About 3 years ago I was able to lean down from my usual 205 lb to 185 lb by running every day and doing a caloric restriction diet using MyFitnessPal. Once I got down to 185 lb, I felt like I lost control of my brain. I became very emotionally unstable, beyond just hangry. I started doing things out of character and doing new things I didn’t usually do. I started to drink more alcohol as well which I had cut down on. Over a couple of months, my weight returned at 205.

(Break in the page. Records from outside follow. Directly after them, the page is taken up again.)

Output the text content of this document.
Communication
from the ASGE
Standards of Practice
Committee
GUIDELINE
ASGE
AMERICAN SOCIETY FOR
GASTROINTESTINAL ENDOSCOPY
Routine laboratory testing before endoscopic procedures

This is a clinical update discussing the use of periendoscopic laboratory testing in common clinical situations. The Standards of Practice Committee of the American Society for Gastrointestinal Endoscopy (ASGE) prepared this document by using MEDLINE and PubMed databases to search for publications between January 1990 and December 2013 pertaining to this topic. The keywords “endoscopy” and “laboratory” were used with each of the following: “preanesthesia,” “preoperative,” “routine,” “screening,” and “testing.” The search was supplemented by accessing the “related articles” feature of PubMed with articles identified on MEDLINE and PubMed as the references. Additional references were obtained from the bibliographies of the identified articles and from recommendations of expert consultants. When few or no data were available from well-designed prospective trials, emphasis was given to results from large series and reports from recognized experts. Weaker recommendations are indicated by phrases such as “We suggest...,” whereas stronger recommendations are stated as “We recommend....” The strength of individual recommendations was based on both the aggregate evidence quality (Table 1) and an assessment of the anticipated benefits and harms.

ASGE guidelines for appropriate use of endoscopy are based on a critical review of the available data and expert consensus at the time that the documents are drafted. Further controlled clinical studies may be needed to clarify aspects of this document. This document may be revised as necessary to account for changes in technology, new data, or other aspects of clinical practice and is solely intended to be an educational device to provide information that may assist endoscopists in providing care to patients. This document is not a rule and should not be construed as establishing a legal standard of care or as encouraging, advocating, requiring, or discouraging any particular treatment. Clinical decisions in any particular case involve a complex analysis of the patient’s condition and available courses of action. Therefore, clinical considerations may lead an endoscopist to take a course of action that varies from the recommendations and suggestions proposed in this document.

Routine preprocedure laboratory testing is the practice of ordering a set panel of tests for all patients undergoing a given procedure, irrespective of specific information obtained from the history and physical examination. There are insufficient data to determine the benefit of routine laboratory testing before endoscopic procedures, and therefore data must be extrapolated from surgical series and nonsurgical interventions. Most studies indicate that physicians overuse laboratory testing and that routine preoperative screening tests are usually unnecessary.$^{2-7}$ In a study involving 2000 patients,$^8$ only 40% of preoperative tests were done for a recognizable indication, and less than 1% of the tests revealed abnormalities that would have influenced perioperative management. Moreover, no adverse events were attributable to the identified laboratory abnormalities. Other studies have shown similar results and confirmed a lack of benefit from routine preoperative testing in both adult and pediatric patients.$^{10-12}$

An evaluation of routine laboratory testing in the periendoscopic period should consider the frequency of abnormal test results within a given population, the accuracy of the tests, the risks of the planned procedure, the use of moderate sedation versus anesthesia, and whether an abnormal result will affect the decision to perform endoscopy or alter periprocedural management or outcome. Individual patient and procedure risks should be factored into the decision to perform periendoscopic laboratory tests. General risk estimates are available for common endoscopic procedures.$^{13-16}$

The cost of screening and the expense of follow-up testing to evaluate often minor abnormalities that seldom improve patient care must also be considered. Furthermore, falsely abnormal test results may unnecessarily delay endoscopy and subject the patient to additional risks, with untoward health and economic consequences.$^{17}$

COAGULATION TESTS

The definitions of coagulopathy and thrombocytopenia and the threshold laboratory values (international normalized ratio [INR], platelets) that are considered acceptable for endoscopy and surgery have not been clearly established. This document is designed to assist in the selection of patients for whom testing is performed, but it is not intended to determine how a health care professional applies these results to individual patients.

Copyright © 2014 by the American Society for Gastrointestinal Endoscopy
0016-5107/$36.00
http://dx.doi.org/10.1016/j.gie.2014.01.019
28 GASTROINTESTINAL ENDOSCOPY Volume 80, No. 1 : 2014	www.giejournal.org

Recently, I was diagnosed with osteoarthritis of the hip. One of the only real treatments you can do is to lose weight. I have been doing so and have gone for about 211 lb down to 195 lb. I tried doing a fast starting on Wednesday night. Thursday I did a HIIT workout and after had tingling and numbness in my hands and arms and body. I believe this to either have been a shortage of some sort of electrolyte or possibly ketoacidosis in a mild form. I tried to get some electrolytes and went to bed. About 10:30 that night I woke up and was starving and felt like I had weak emotional control and went and ate. The next day I continued to eat as I determined that I needed to stabilize my body state before trying to fast again. However I noticed I felt a little depressed and I wanted to try new things and I had a very strong urge to have some alcohol. I set up a date with my wife and had a couple of glasses of wine. I went over by my calorie limit for the day by a couple of hundred.
My theory is that hunger not only causes hanger, which has been scientifically proven, but also leads the brain to want to try new things and become more emotionally unstable. I think that this would be an evolutionary advantage, as it is a strong incentive to seek out new food sources when your current food source is reduced.
I see sort of a fundamental basic human instinct when I feed my babies Kate and Griffin. When they are hungry, emotionally they panic and start to scream in desperation.
My theory is that this strong emotional instability and desire for new things when hungry is the factor that drives more people to break their diets than just hunger by itself.
I also believe that a similar principle applies to sex. If a person does not get enough sex, they become less emotionally stable and more likely to seek out new things. I think that this is a big driver of affairs and broken relationships.
I think in many ways people are just little organic machines and if you understand what drives this machines, you can have much better self-control. If you don’t understand your own physical machine, then you’ll be driven by forces outside of your conscious cognitive control.